Saturday, June 04, 2005

I learned something this week

Frameworks work.

Let me explain. I've been using a Palm handheld for a number of years. Mostly for keeping track of the multitude of details at work. Part numbers, contact information, the innumerable details that make up my day. Without the palm, I would fill up a pocket booklet in about a month, with all the recall issues that come with paper. When I first started using the Palm, the built in software seemed inadequate; I wrote my own application that tracked all the stuff I needed.

The problem with rolling your own is the maintenance and side issues that require time. Palm has changed processors and many other things that my app requires. I never got around to writing a hotsync for it, so the data never strayed from the handheld except as a binary backup.

And more importantly, I never was able to see any usefulness of the KDE PIM tools, which today make up Kontact. My older Palm started losing it's mind, so I purchased a Tungsten E. I started using the built in Palm applications to track the days details, and magically they appear on my desktop. Every morning I do a hotsync, then drag stuff around or edit as necessary. I have actually started using Kontact.
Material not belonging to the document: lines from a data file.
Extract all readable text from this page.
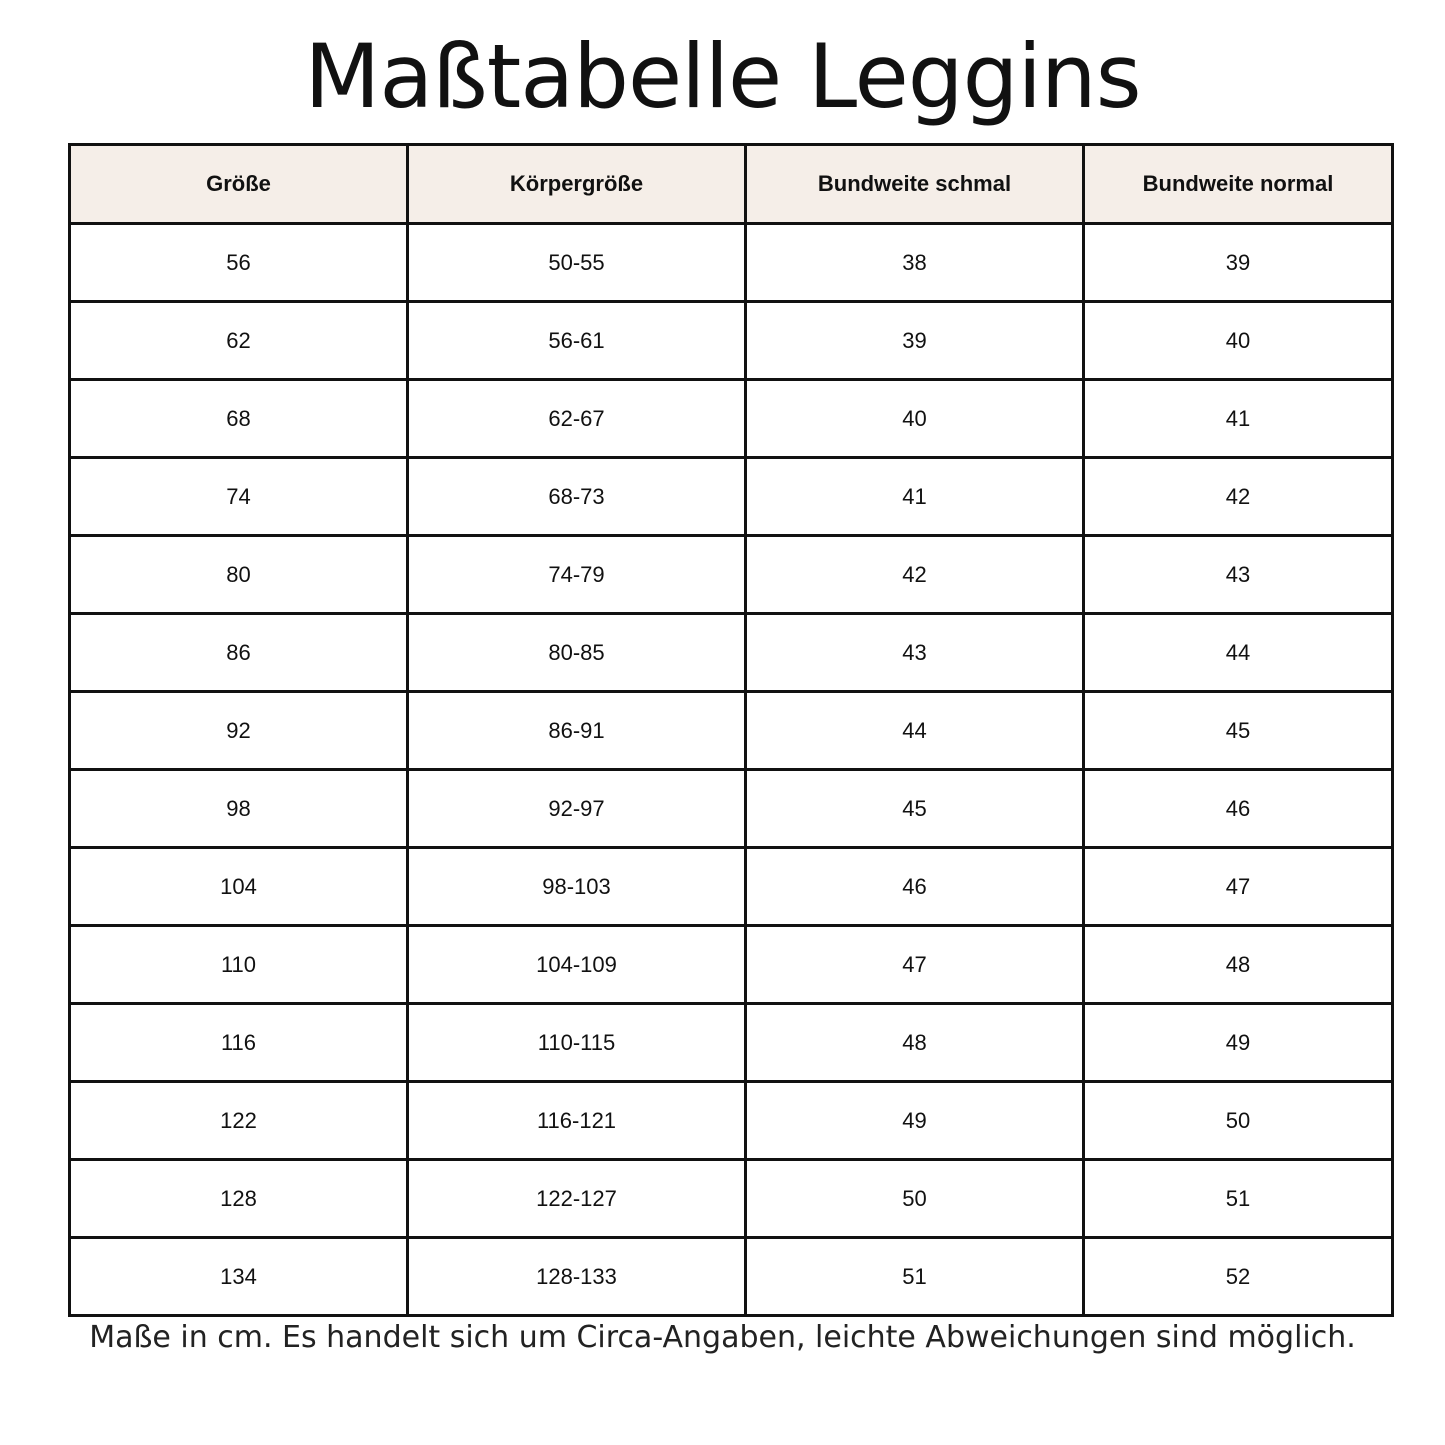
Maßtabelle Leggins
Größe	Körpergröße	Bundweite schmal	Bundweite normal
56	50-55	38	39
62	56-61	39	40
68	62-67	40	41
74	68-73	41	42
80	74-79	42	43
86	80-85	43	44
92	86-91	44	45
98	92-97	45	46
104	98-103	46	47
110	104-109	47	48
116	110-115	48	49
122	116-121	49	50
128	122-127	50	51
134	128-133	51	52

Maße in cm. Es handelt sich um Circa-Angaben, leichte Abweichungen sind möglich.
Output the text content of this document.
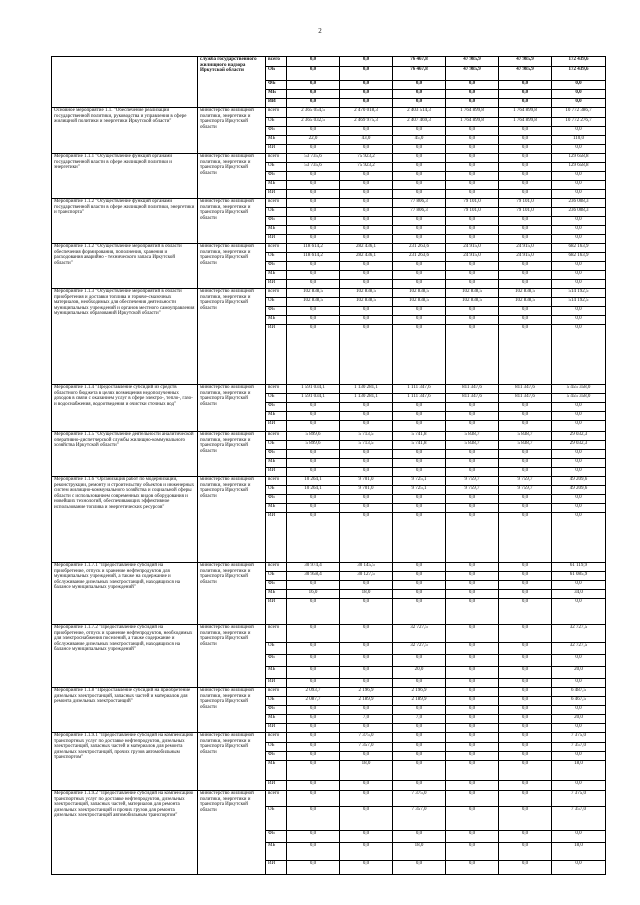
2
	служба государственного жилищного надзора Иркутской области	всего	0,0	0,0	76 467,8	47 985,9	47 985,9	172 439,6
		ОБ	0,0	0,0	76 467,8	47 985,9	47 985,9	172 439,6
		ФБ	0,0	0,0	0,0	0,0	0,0	0,0
		МБ	0,0	0,0	0,0	0,0	0,0	0,0
		ИИ	0,0	0,0	0,0	0,0	0,0	0,0
Основное мероприятие 1.1. "Обеспечение реализации государственной политики, руководства и управления в сфере жилищной политики и энергетики Иркутской области"	министерство жилищной политики, энергетики и транспорта Иркутской области	всего	2 365 054,5	2 470 018,3	2 403 514,3	1 764 899,8	1 764 899,8	10 772 386,7
		ОБ	2 365 032,5	2 469 975,3	2 407 469,3	1 764 899,8	1 764 899,8	10 772 276,7
		ФБ	0,0	0,0	0,0	0,0	0,0	0,0
		МБ	22,0	43,0	45,0	0,0	0,0	110,0
		ИИ	0,0	0,0	0,0	0,0	0,0	0,0
Мероприятие 1.1.1 "Осуществление функций органами государственной власти в сфере жилищной политики и энергетики"	министерство жилищной политики, энергетики и транспорта Иркутской области	всего	53 735,6	75 923,2	0,0	0,0	0,0	129 658,8
		ОБ	53 735,6	75 923,2	0,0	0,0	0,0	129 658,8
		ФБ	0,0	0,0	0,0	0,0	0,0	0,0
		МБ	0,0	0,0	0,0	0,0	0,0	0,0
		ИИ	0,0	0,0	0,0	0,0	0,0	0,0
Мероприятие 1.1.2 "Осуществление функций органами государственной власти в сфере жилищной политики, энергетики и транспорта"	министерство жилищной политики, энергетики и транспорта Иркутской области	всего	0,0	0,0	77 806,3	79 101,0	79 101,0	236 008,3
		ОБ	0,0	0,0	77 806,3	79 101,0	79 101,0	236 008,3
		ФБ	0,0	0,0	0,0	0,0	0,0	0,0
		МБ	0,0	0,0	0,0	0,0	0,0	0,0
		ИИ	0,0	0,0	0,0	0,0	0,0	0,0
Мероприятие 1.1.2 "Осуществление мероприятий в области обеспечения формирования, пополнения, хранения и расходования аварийно - технического запаса Иркутской области"	министерство жилищной политики, энергетики и транспорта Иркутской области	всего	118 614,2	282 436,1	231 263,6	24 915,0	24 915,0	682 163,9
		ОБ	118 614,2	282 436,1	231 263,6	24 915,0	24 915,0	682 163,9
		ФБ	0,0	0,0	0,0	0,0	0,0	0,0
		МБ	0,0	0,0	0,0	0,0	0,0	0,0
		ИИ	0,0	0,0	0,0	0,0	0,0	0,0
Мероприятие 1.1.3 "Осуществление мероприятий в области приобретения и доставки топлива и горюче-смазочных материалов, необходимых для обеспечения деятельности муниципальных учреждений и органов местного самоуправления муниципальных образований Иркутской области"	министерство жилищной политики, энергетики и транспорта Иркутской области	всего	102 838,5	102 838,5	102 838,5	102 838,5	102 838,5	514 192,5
		ОБ	102 838,5	102 838,5	102 838,5	102 838,5	102 838,5	514 192,5
		ФБ	0,0	0,0	0,0	0,0	0,0	0,0
		МБ	0,0	0,0	0,0	0,0	0,0	0,0
		ИИ	0,0	0,0	0,0	0,0	0,0	0,0
Мероприятие 1.1.4 "Предоставление субсидий из средств областного бюджета в целях возмещения недополученных доходов в связи с оказанием услуг в сфере электро-, тепло-, газо- и водоснабжения, водоотведения и очистки сточных вод"	министерство жилищной политики, энергетики и транспорта Иркутской области	всего	1 591 034,1	1 130 281,1	1 111 347,6	811 347,6	811 347,6	5 455 358,0
		ОБ	1 591 034,1	1 130 281,1	1 111 347,6	811 347,6	811 347,6	5 455 358,0
		ФБ	0,0	0,0	0,0	0,0	0,0	0,0
		МБ	0,0	0,0	0,0	0,0	0,0	0,0
		ИИ	0,0	0,0	0,0	0,0	0,0	0,0
Мероприятие 1.1.5 "Осуществление деятельности аналитической оперативно-диспетчерской службы жилищно-коммунального хозяйства Иркутской области"	министерство жилищной политики, энергетики и транспорта Иркутской области	всего	5 899,6	5 713,5	5 741,8	5 838,7	5 838,7	29 032,3
		ОБ	5 899,6	5 713,5	5 741,8	5 838,7	5 838,7	29 032,3
		ФБ	0,0	0,0	0,0	0,0	0,0	0,0
		МБ	0,0	0,0	0,0	0,0	0,0	0,0
		ИИ	0,0	0,0	0,0	0,0	0,0	0,0
Мероприятие 1.1.6 "Организация работ по модернизации, реконструкции, ремонту и строительству объектов и инженерных систем жилищно-коммунального хозяйства и социальной сферы области с использованием современных видов оборудования и новейших технологий, обеспечивающих эффективное использование топлива и энергетических ресурсов"	министерство жилищной политики, энергетики и транспорта Иркутской области	всего	10 264,1	9 701,0	9 725,1	9 759,7	9 759,7	49 209,6
		ОБ	10 264,1	9 701,0	9 725,1	9 759,7	9 759,7	49 209,6
		ФБ	0,0	0,0	0,0	0,0	0,0	0,0
		МБ	0,0	0,0	0,0	0,0	0,0	0,0
		ИИ	0,0	0,0	0,0	0,0	0,0	0,0
Мероприятие 1.1.7.1 "Предоставление субсидий на приобретение, отпуск и хранение нефтепродуктов для муниципальных учреждений, а также на содержание и обслуживание дизельных электростанций, находящихся на балансе муниципальных учреждений"	министерство жилищной политики, энергетики и транспорта Иркутской области	всего	30 974,4	30 145,5	0,0	0,0	0,0	61 119,9
		ОБ	30 958,4	30 127,5	0,0	0,0	0,0	61 085,9
		ФБ	0,0	0,0	0,0	0,0	0,0	0,0
		МБ	16,0	18,0	0,0	0,0	0,0	34,0
		ИИ	0,0	0,0	0,0	0,0	0,0	0,0
Мероприятие 1.1.7.2 "Предоставление субсидий на приобретение, отпуск и хранение нефтепродуктов, необходимых для электроснабжения поселений, а также содержание и обслуживание дизельных электростанций, находящихся на балансе муниципальных учреждений"	министерство жилищной политики, энергетики и транспорта Иркутской области	всего	0,0	0,0	32 727,5	0,0	0,0	32 727,5
		ОБ	0,0	0,0	32 727,5	0,0	0,0	32 727,5
		ФБ	0,0	0,0	0,0	0,0	0,0	0,0
		МБ	0,0	0,0	20,0	0,0	0,0	20,0
		ИИ	0,0	0,0	0,0	0,0	0,0	0,0
Мероприятие 1.1.8 "Предоставление субсидий на приобретение дизельных электростанций, запасных частей и материалов для ремонта дизельных электростанций"	министерство жилищной политики, энергетики и транспорта Иркутской области	всего	2 093,7	2 196,9	2 196,9	0,0	0,0	6 487,5
		ОБ	2 087,7	2 189,9	2 189,9	0,0	0,0	6 467,5
		ФБ	0,0	0,0	0,0	0,0	0,0	0,0
		МБ	6,0	7,0	7,0	0,0	0,0	20,0
		ИИ	0,0	0,0	0,0	0,0	0,0	0,0
Мероприятие 1.1.9.1 "Предоставление субсидий на компенсацию транспортных услуг по доставке нефтепродуктов, дизельных электростанций, запасных частей и материалов для ремонта дизельных электростанций, прочих грузов автомобильным транспортом"	министерство жилищной политики, энергетики и транспорта Иркутской области	всего	0,0	7 375,0	0,0	0,0	0,0	7 375,0
		ОБ	0,0	7 357,0	0,0	0,0	0,0	7 357,0
		ФБ	0,0	0,0	0,0	0,0	0,0	0,0
		МБ	0,0	18,0	0,0	0,0	0,0	18,0
		ИИ	0,0	0,0	0,0	0,0	0,0	0,0
Мероприятие 1.1.9.2 "Предоставление субсидий на компенсацию транспортных услуг по доставке нефтепродуктов, дизельных электростанций, запасных частей, материалов для ремонта дизельных электростанций и прочих грузов для ремонта дизельных электростанций автомобильным транспортом"	министерство жилищной политики, энергетики и транспорта Иркутской области	всего	0,0	0,0	7 375,0	0,0	0,0	7 375,0
		ОБ	0,0	0,0	7 357,0	0,0	0,0	7 357,0
		ФБ	0,0	0,0	0,0	0,0	0,0	0,0
		МБ	0,0	0,0	18,0	0,0	0,0	18,0
		ИИ	0,0	0,0	0,0	0,0	0,0	0,0
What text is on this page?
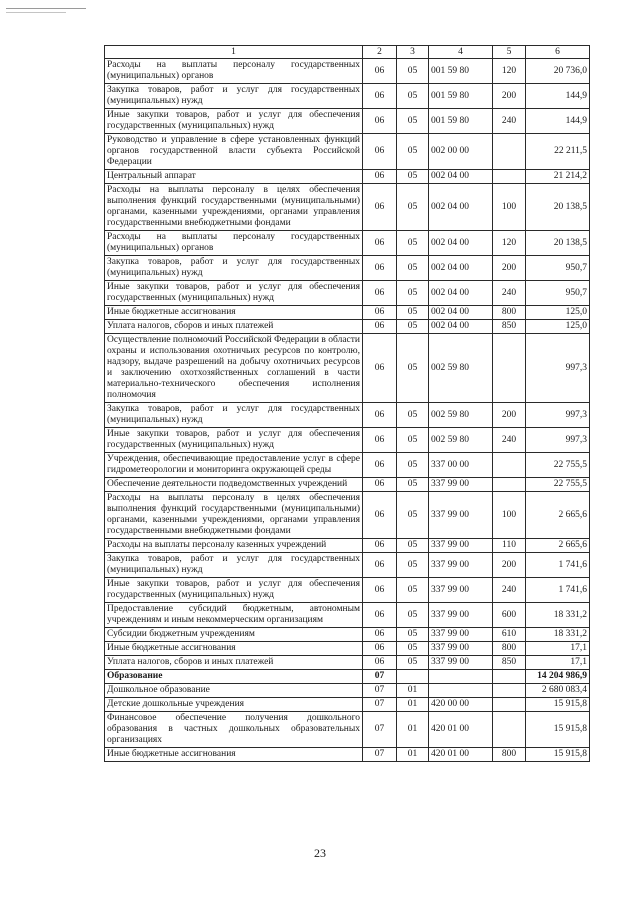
1	2	3	4	5	6
Расходы на выплаты персоналу государственных (муниципальных) органов	06	05	001 59 80	120	20 736,0
Закупка товаров, работ и услуг для государственных (муниципальных) нужд	06	05	001 59 80	200	144,9
Иные закупки товаров, работ и услуг для обеспечения государственных (муниципальных) нужд	06	05	001 59 80	240	144,9
Руководство и управление в сфере установленных функций органов государственной власти субъекта Российской Федерации	06	05	002 00 00		22 211,5
Центральный аппарат	06	05	002 04 00		21 214,2
Расходы на выплаты персоналу в целях обеспечения выполнения функций государственными (муниципальными) органами, казенными учреждениями, органами управления государственными внебюджетными фондами	06	05	002 04 00	100	20 138,5
Расходы на выплаты персоналу государственных (муниципальных) органов	06	05	002 04 00	120	20 138,5
Закупка товаров, работ и услуг для государственных (муниципальных) нужд	06	05	002 04 00	200	950,7
Иные закупки товаров, работ и услуг для обеспечения государственных (муниципальных) нужд	06	05	002 04 00	240	950,7
Иные бюджетные ассигнования	06	05	002 04 00	800	125,0
Уплата налогов, сборов и иных платежей	06	05	002 04 00	850	125,0
Осуществление полномочий Российской Федерации в области охраны и использования охотничьих ресурсов по контролю, надзору, выдаче разрешений на добычу охотничьих ресурсов и заключению охотхозяйственных соглашений в части материально-технического обеспечения исполнения полномочия	06	05	002 59 80		997,3
Закупка товаров, работ и услуг для государственных (муниципальных) нужд	06	05	002 59 80	200	997,3
Иные закупки товаров, работ и услуг для обеспечения государственных (муниципальных) нужд	06	05	002 59 80	240	997,3
Учреждения, обеспечивающие предоставление услуг в сфере гидрометеорологии и мониторинга окружающей среды	06	05	337 00 00		22 755,5
Обеспечение деятельности подведомственных учреждений	06	05	337 99 00		22 755,5
Расходы на выплаты персоналу в целях обеспечения выполнения функций государственными (муниципальными) органами, казенными учреждениями, органами управления государственными внебюджетными фондами	06	05	337 99 00	100	2 665,6
Расходы на выплаты персоналу казенных учреждений	06	05	337 99 00	110	2 665,6
Закупка товаров, работ и услуг для государственных (муниципальных) нужд	06	05	337 99 00	200	1 741,6
Иные закупки товаров, работ и услуг для обеспечения государственных (муниципальных) нужд	06	05	337 99 00	240	1 741,6
Предоставление субсидий бюджетным, автономным учреждениям и иным некоммерческим организациям	06	05	337 99 00	600	18 331,2
Субсидии бюджетным учреждениям	06	05	337 99 00	610	18 331,2
Иные бюджетные ассигнования	06	05	337 99 00	800	17,1
Уплата налогов, сборов и иных платежей	06	05	337 99 00	850	17,1
Образование	07				14 204 986,9
Дошкольное образование	07	01			2 680 083,4
Детские дошкольные учреждения	07	01	420 00 00		15 915,8
Финансовое обеспечение получения дошкольного образования в частных дошкольных образовательных организациях	07	01	420 01 00		15 915,8
Иные бюджетные ассигнования	07	01	420 01 00	800	15 915,8
23
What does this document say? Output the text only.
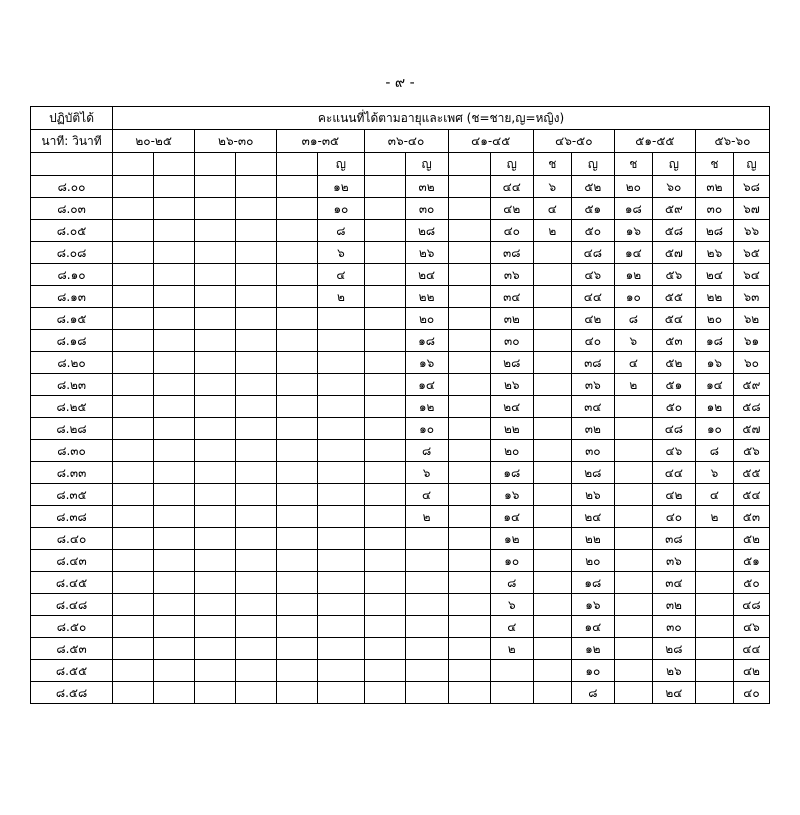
- ๙ -
ปฏิบัติได้	คะแนนที่ได้ตามอายุและเพศ (ช=ชาย,ญ=หญิง)															
นาที: วินาที	๒๐-๒๕		๒๖-๓๐		๓๑-๓๕		๓๖-๔๐		๔๑-๔๕		๔๖-๕๐		๕๑-๕๕		๕๖-๖๐	
						ญ		ญ		ญ	ช	ญ	ช	ญ	ช	ญ
๘.๐๐						๑๒		๓๒		๔๔	๖	๕๒	๒๐	๖๐	๓๒	๖๘
๘.๐๓						๑๐		๓๐		๔๒	๔	๕๑	๑๘	๕๙	๓๐	๖๗
๘.๐๕						๘		๒๘		๔๐	๒	๕๐	๑๖	๕๘	๒๘	๖๖
๘.๐๘						๖		๒๖		๓๘		๔๘	๑๔	๕๗	๒๖	๖๕
๘.๑๐						๔		๒๔		๓๖		๔๖	๑๒	๕๖	๒๔	๖๔
๘.๑๓						๒		๒๒		๓๔		๔๔	๑๐	๕๕	๒๒	๖๓
๘.๑๕								๒๐		๓๒		๔๒	๘	๕๔	๒๐	๖๒
๘.๑๘								๑๘		๓๐		๔๐	๖	๕๓	๑๘	๖๑
๘.๒๐								๑๖		๒๘		๓๘	๔	๕๒	๑๖	๖๐
๘.๒๓								๑๔		๒๖		๓๖	๒	๕๑	๑๔	๕๙
๘.๒๕								๑๒		๒๔		๓๔		๕๐	๑๒	๕๘
๘.๒๘								๑๐		๒๒		๓๒		๔๘	๑๐	๕๗
๘.๓๐								๘		๒๐		๓๐		๔๖	๘	๕๖
๘.๓๓								๖		๑๘		๒๘		๔๔	๖	๕๕
๘.๓๕								๔		๑๖		๒๖		๔๒	๔	๕๔
๘.๓๘								๒		๑๔		๒๔		๔๐	๒	๕๓
๘.๔๐										๑๒		๒๒		๓๘		๕๒
๘.๔๓										๑๐		๒๐		๓๖		๕๑
๘.๔๕										๘		๑๘		๓๔		๕๐
๘.๔๘										๖		๑๖		๓๒		๔๘
๘.๕๐										๔		๑๔		๓๐		๔๖
๘.๕๓										๒		๑๒		๒๘		๔๔
๘.๕๕												๑๐		๒๖		๔๒
๘.๕๘												๘		๒๔		๔๐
Since I have the summary view open, I've written scripts with dcop calls to add notes and reminders for my perusal. I'm considering writing a script that extracts all the data from my application and inserts it into the calendar. The whole thing is getting more and more useful. My creative juices are flowing as I see ways of expanding usage to the others I work with.

Along the way I've run into some bugs or lack of function that I will either fix or report. No doubt as Kontact gets heavy usage the bug count will skyrocket.

But the most important lesson I've learned is the value of working within frameworks. This implies two things. The framework has to be extensible and powerful enough to contain almost any workflow situations. Quite a challenge. How difficult it is to extract the data from Kontact for other purposes? How easy and complete are the scripting interfaces that would make these things possible?

And I have to content myself with almost perfect solutions that are maintainable. A database app may suit better, but the tie-ins to the handheld that would require maintenance.

It is critical that the scripting bindings be included in KDE installations. That way users and writers of scripts would be assured of things working as expected.